The trick generalizes:
# Wrap any long-running ML command with a title tag
run_titled() {
local title="$1"
shift
echo -ne "\033]0;${title}\007"
"$@"
echo -ne "\033]0;${SHELL##*/}\007"
}
run_titled "mlx-finetune-llama3-r1-lr2e5" python finetune.py --lr 2e-5
Now every sample row inside that window shows up as mlx-finetune-llama3-r1-lr2e5 in the window title, and you can pull the exact start/end times and idle pattern out of SQLite weeks later. It's the cheapest form of experiment tracking imaginable, and it survives without any cloud service.
A real ML week
Here's what last week's mlx-* and llama-* titled work looked like in the data:
SELECT
window_title,
date(MIN(ts), 'unixepoch', 'localtime') AS started,
ROUND((MAX(ts) - MIN(ts)) / 60.0, 1) AS wall_minutes,
ROUND(SUM(CASE WHEN is_idle = 0 THEN 1 ELSE 0 END) / 60.0, 1) AS active_minutes
FROM activity_samples
WHERE window_title LIKE 'mlx-%' OR window_title LIKE 'llama-%'
GROUP BY window_title
ORDER BY MIN(ts);
Output:
mlx-finetune-llama3-r1-lr2e5 2026-05-26 189.2 wall 34.1 active
llama-cpp-quant-7b-q4-eval3 2026-05-31 161.8 wall 22.4 active
llama-cpp-quant-7b-q8-eval3 2026-06-01 178.5 wall 18.9 active
mlx-eval-mtbench-r1-vs-base 2026-06-02 87.0 wall 71.2 active
The eval (last row) was 87 minutes wall-clock and 71 minutes active — that was an interactive scoring session where I was watching outputs in real time. The two quantization jobs were 18–22 minutes of my attention for 2.5–3 hours of wall-clock — long unattended runs.

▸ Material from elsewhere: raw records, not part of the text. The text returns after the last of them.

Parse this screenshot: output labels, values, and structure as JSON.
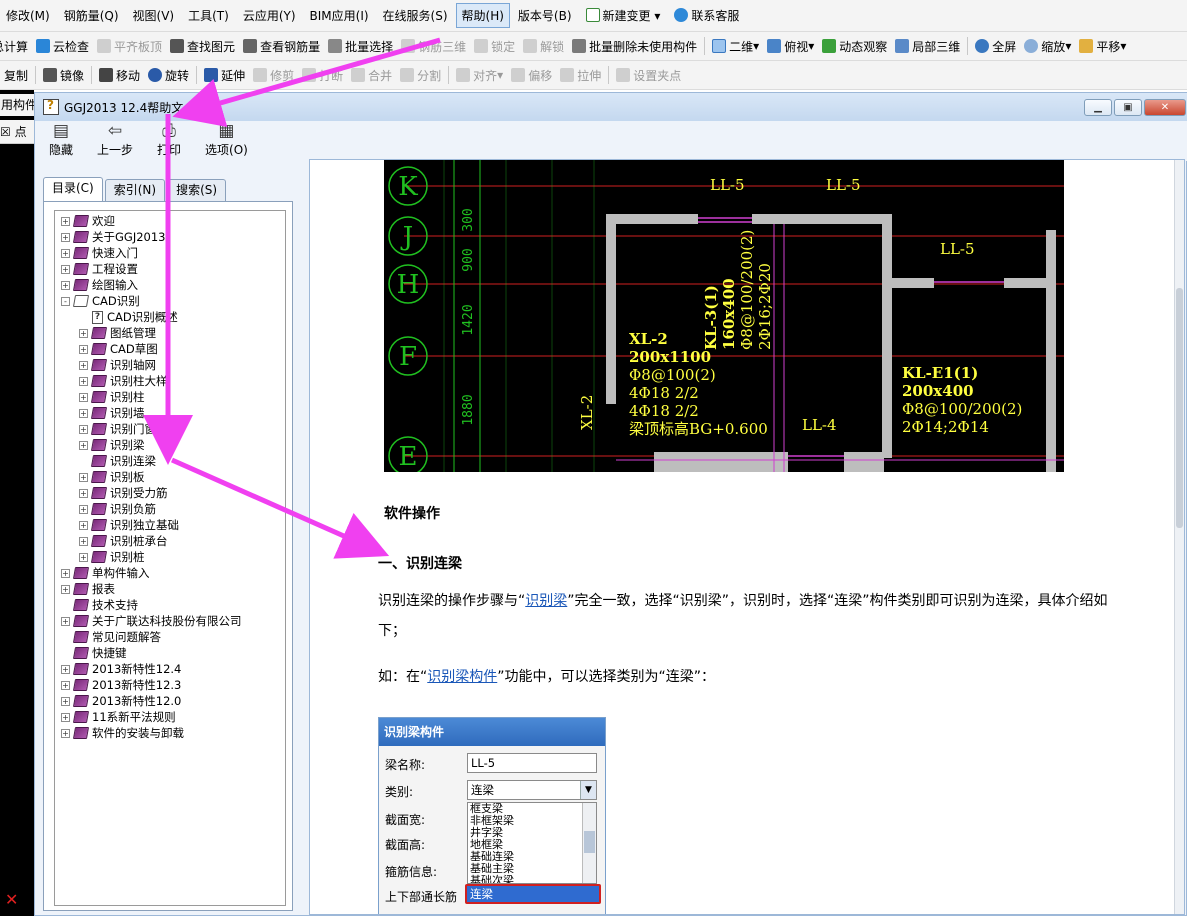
{
  "menubar": {
    "items": [
      "修改(M)",
      "钢筋量(Q)",
      "视图(V)",
      "工具(T)",
      "云应用(Y)",
      "BIM应用(I)",
      "在线服务(S)",
      "帮助(H)",
      "版本号(B)",
      "新建变更",
      "联系客服"
    ]
  },
  "toolbar1": {
    "items": [
      "总计算",
      "云检查",
      "平齐板顶",
      "查找图元",
      "查看钢筋量",
      "批量选择",
      "钢筋三维",
      "锁定",
      "解锁",
      "批量删除未使用构件",
      "二维",
      "俯视",
      "动态观察",
      "局部三维",
      "全屏",
      "缩放",
      "平移"
    ]
  },
  "toolbar2": {
    "items": [
      "复制",
      "镜像",
      "移动",
      "旋转",
      "延伸",
      "修剪",
      "打断",
      "合并",
      "分割",
      "对齐",
      "偏移",
      "拉伸",
      "设置夹点"
    ]
  },
  "left_strip": {
    "label1": "用构件",
    "label2": "☒ 点"
  },
  "help_window": {
    "title": "GGJ2013 12.4帮助文",
    "toolbar": [
      "隐藏",
      "上一步",
      "打印",
      "选项(O)"
    ],
    "nav_tabs": [
      "目录(C)",
      "索引(N)",
      "搜索(S)"
    ],
    "tree": [
      {
        "label": "欢迎",
        "level": 0,
        "icon": "book",
        "expander": "+"
      },
      {
        "label": "关于GGJ2013",
        "level": 0,
        "icon": "book",
        "expander": "+"
      },
      {
        "label": "快速入门",
        "level": 0,
        "icon": "book",
        "expander": "+"
      },
      {
        "label": "工程设置",
        "level": 0,
        "icon": "book",
        "expander": "+"
      },
      {
        "label": "绘图输入",
        "level": 0,
        "icon": "book",
        "expander": "+"
      },
      {
        "label": "CAD识别",
        "level": 0,
        "icon": "book-open",
        "expander": "-"
      },
      {
        "label": "CAD识别概述",
        "level": 1,
        "icon": "page",
        "expander": ""
      },
      {
        "label": "图纸管理",
        "level": 1,
        "icon": "book",
        "expander": "+"
      },
      {
        "label": "CAD草图",
        "level": 1,
        "icon": "book",
        "expander": "+"
      },
      {
        "label": "识别轴网",
        "level": 1,
        "icon": "book",
        "expander": "+"
      },
      {
        "label": "识别柱大样",
        "level": 1,
        "icon": "book",
        "expander": "+"
      },
      {
        "label": "识别柱",
        "level": 1,
        "icon": "book",
        "expander": "+"
      },
      {
        "label": "识别墙",
        "level": 1,
        "icon": "book",
        "expander": "+"
      },
      {
        "label": "识别门窗洞",
        "level": 1,
        "icon": "book",
        "expander": "+"
      },
      {
        "label": "识别梁",
        "level": 1,
        "icon": "book",
        "expander": "+"
      },
      {
        "label": "识别连梁",
        "level": 1,
        "icon": "book",
        "expander": ""
      },
      {
        "label": "识别板",
        "level": 1,
        "icon": "book",
        "expander": "+"
      },
      {
        "label": "识别受力筋",
        "level": 1,
        "icon": "book",
        "expander": "+"
      },
      {
        "label": "识别负筋",
        "level": 1,
        "icon": "book",
        "expander": "+"
      },
      {
        "label": "识别独立基础",
        "level": 1,
        "icon": "book",
        "expander": "+"
      },
      {
        "label": "识别桩承台",
        "level": 1,
        "icon": "book",
        "expander": "+"
      },
      {
        "label": "识别桩",
        "level": 1,
        "icon": "book",
        "expander": "+"
      },
      {
        "label": "单构件输入",
        "level": 0,
        "icon": "book",
        "expander": "+"
      },
      {
        "label": "报表",
        "level": 0,
        "icon": "book",
        "expander": "+"
      },
      {
        "label": "技术支持",
        "level": 0,
        "icon": "book",
        "expander": ""
      },
      {
        "label": "关于广联达科技股份有限公司",
        "level": 0,
        "icon": "book",
        "expander": "+"
      },
      {
        "label": "常见问题解答",
        "level": 0,
        "icon": "book",
        "expander": ""
      },
      {
        "label": "快捷键",
        "level": 0,
        "icon": "book",
        "expander": ""
      },
      {
        "label": "2013新特性12.4",
        "level": 0,
        "icon": "book",
        "expander": "+"
      },
      {
        "label": "2013新特性12.3",
        "level": 0,
        "icon": "book",
        "expander": "+"
      },
      {
        "label": "2013新特性12.0",
        "level": 0,
        "icon": "book",
        "expander": "+"
      },
      {
        "label": "11系新平法规则",
        "level": 0,
        "icon": "book",
        "expander": "+"
      },
      {
        "label": "软件的安装与卸载",
        "level": 0,
        "icon": "book",
        "expander": "+"
      }
    ],
    "content": {
      "cad": {
        "axis_labels": [
          "K",
          "J",
          "H",
          "F",
          "E"
        ],
        "dims": [
          "300",
          "900",
          "1420",
          "1880"
        ],
        "labels": [
          "LL-5",
          "LL-5",
          "LL-5",
          "LL-4",
          "XL-2"
        ],
        "xl2_block": [
          "XL-2",
          "200x1100",
          "Φ8@100(2)",
          "4Φ18 2/2",
          "4Φ18 2/2",
          "梁顶标高BG+0.600"
        ],
        "kl3_block": [
          "KL-3(1)",
          "160x400",
          "Φ8@100/200(2)",
          "2Φ16;2Φ20"
        ],
        "kle1_block": [
          "KL-E1(1)",
          "200x400",
          "Φ8@100/200(2)",
          "2Φ14;2Φ14"
        ]
      },
      "heading_main": "软件操作",
      "heading_sub": "一、识别连梁",
      "para1_a": "识别连梁的操作步骤与“",
      "para1_link": "识别梁",
      "para1_b": "”完全一致，选择“识别梁”，识别时，选择“连梁”构件类别即可识别为连梁，具体介绍如下；",
      "para2_a": "如：在“",
      "para2_link": "识别梁构件",
      "para2_b": "”功能中，可以选择类别为“连梁”：",
      "dialog": {
        "title": "识别梁构件",
        "name_label": "梁名称:",
        "name_value": "LL-5",
        "category_label": "类别:",
        "category_value": "连梁",
        "width_label": "截面宽:",
        "height_label": "截面高:",
        "stirrup_label": "箍筋信息:",
        "longbar_label": "上下部通长筋",
        "options": [
          "框支梁",
          "非框架梁",
          "井字梁",
          "地框梁",
          "基础连梁",
          "基础主梁",
          "基础次梁"
        ],
        "selected": "连梁"
      }
    }
  }
}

That ratio matters. The active-vs-wall column tells me which experiments cost my time and which cost my electricity. Different decisions follow.
What you give up versus a "real" ML experiment tracker
Here's what Timex is and isn't for the ML workflow.

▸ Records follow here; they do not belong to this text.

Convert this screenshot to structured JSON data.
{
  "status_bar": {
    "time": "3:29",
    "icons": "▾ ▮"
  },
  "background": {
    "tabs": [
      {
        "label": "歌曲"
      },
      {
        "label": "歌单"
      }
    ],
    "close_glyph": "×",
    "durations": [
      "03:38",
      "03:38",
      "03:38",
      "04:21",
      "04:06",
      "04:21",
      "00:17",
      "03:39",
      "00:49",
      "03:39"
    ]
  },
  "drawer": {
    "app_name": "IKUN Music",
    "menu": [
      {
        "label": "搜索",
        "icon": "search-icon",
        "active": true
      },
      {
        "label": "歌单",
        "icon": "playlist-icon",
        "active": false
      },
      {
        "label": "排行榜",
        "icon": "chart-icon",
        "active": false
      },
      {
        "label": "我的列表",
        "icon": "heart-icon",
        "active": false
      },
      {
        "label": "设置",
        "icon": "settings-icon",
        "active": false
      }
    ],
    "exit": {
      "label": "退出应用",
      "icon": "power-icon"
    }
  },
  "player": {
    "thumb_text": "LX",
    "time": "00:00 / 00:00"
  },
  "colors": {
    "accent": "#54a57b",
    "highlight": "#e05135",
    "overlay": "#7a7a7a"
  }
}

A dedicated experiment tracker — Weights & Biases, MLflow, Aim — tracks the model. Loss curves, hyperparameters, metrics, artifacts. None of that lives in Timex. If you need that, run W&B alongside; the two are complementary.

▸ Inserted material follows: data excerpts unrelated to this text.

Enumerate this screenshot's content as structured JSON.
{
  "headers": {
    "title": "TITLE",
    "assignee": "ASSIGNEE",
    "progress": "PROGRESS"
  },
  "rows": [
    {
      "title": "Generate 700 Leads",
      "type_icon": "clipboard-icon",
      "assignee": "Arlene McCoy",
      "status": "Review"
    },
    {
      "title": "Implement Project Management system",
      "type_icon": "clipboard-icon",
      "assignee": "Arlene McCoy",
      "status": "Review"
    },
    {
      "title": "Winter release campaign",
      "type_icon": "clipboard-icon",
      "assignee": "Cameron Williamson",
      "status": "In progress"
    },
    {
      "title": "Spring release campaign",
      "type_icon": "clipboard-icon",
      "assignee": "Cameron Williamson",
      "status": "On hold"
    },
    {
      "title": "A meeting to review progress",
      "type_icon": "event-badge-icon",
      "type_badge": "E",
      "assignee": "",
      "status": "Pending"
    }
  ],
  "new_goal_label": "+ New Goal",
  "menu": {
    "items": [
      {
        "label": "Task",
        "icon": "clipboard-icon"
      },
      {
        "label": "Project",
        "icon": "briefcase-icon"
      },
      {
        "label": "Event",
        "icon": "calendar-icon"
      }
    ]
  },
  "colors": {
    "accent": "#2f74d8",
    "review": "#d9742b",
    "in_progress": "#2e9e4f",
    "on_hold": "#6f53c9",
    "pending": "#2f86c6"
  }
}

What Timex tracks is the human side of the run. When did you start it. When did you walk away. When did it finish. What were you doing during it. Did the Mac stay awake. Did you go check Twitter while it was running. None of that lives in W&B.
If you do serious ML on your Mac and you're not logging any of the "human side" data — most people aren't — Timex is the cheapest way to start. The data is in a SQLite file you already understand. The queries are short. The graph is the strip in the Today view.
And on the practical side: the lid-down mode is the feature that makes overnight runs viable on a laptop. If you've ever woken up to a 30%-done training that should have been 100%-done, you already know why.
Run your next overnight job with Timex's clamshell mode on. The SQLite log will tell you in the morning whether it worked.